Try redirect stdin and run cpulimit again, e.g python run.py < /dev/null &

1
  • no, there seems no waiting for input
    – lily
    Apr 10, 2014 at 16:30
1

You'd probably be better off with nice as the way cpulimit is a bit of a hack and may play poorly with shell job control and other mechanisms.

Since nice is a capability of the operating system which alters the scheduling priorities, this is much smoother than what cpulimit does which is allow a process to run as fast as it wants until it has exceeded a percentage after which it gets a SIGSTOP, followed by a sleep, and a SIGCONT.

As a simple example, consider this "copy a bunch of zeros to nowhere" shell script:

$ cat waster
#!/bin/sh
dd if=/dev/zero of=/dev/null count=${1}000000

$ time ./waster 5     # takes about 3.7 seconds on my machine
$ time ./waster 10    # takes about 7.4 seconds, no surprise

now run them at the same time:

$ time ./waster 5 & time ./waster 10 &

these take 7.1 seconds and 11.1 seconds because they are fighting for the CPU. But if I add nice

$ time ./waster 5 & time nice -n 19 ./waster 10 &

then the first takes about 4.0 seconds and the nice one takes 12.9 seconds because the nice one takes the lowest possible priority allowing the first to take most every bit of CPU it can. And no process gets STOPped at any point.

2
  • can you explain a little about the "&" in $ time ./waster 5 & time ./waster 10 & ? thanks
    – lily
    Apr 11, 2014 at 14:36
  • @lily & allows you to continue writting to console, but, if you run any program with "output" (stdout) you'll see mixed with your current shell text or program, so is better to redirect to null everything with > /dev/null 2>&1. I really would suggest you to try commands on a terminal instead of asking, it's far better and faster.
    – m3nda
    Jan 4, 2016 at 13:20
0

From the manpage:

cpulimit always sends the SIGSTOP and SIGCONT signals to a process, both to verify that it can control it and to limit the average amount of CPU it consumes. This can result in misleading (annoying) job control messages that indicate that the job has been stopped (when actually it was, but immediately restarted). This can also cause issues with interactive shells that detect or otherwise depend on SIGSTOP/SIGCONT. For example, you may place a job in the foreground, only to see it immediately stopped and restarted in the background.

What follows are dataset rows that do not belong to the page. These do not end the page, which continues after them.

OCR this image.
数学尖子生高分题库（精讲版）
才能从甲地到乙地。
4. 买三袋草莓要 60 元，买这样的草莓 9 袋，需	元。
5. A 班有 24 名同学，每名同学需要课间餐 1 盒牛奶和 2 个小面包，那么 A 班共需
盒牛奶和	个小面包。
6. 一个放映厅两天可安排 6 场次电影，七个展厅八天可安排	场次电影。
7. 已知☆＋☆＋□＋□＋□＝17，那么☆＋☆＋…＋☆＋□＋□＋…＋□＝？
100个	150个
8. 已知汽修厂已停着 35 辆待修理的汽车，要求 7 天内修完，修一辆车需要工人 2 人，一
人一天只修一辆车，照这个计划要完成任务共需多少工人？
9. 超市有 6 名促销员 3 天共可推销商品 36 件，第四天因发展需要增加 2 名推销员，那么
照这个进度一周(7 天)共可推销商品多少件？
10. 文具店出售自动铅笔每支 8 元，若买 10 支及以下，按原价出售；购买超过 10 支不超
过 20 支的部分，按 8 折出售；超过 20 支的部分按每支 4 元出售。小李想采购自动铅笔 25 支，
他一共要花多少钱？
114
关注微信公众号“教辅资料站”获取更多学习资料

Source: http://manpages.ubuntu.com/manpages/xenial/man1/cpulimit.1.html

→ that means it is a problem with you shell, that the process continues to run in the background but your shell is not attached.

Depending on what you want to achieve, you could i.e. redirect the output to a file, if you depend on the output or reattach your shell if you need an interactive session.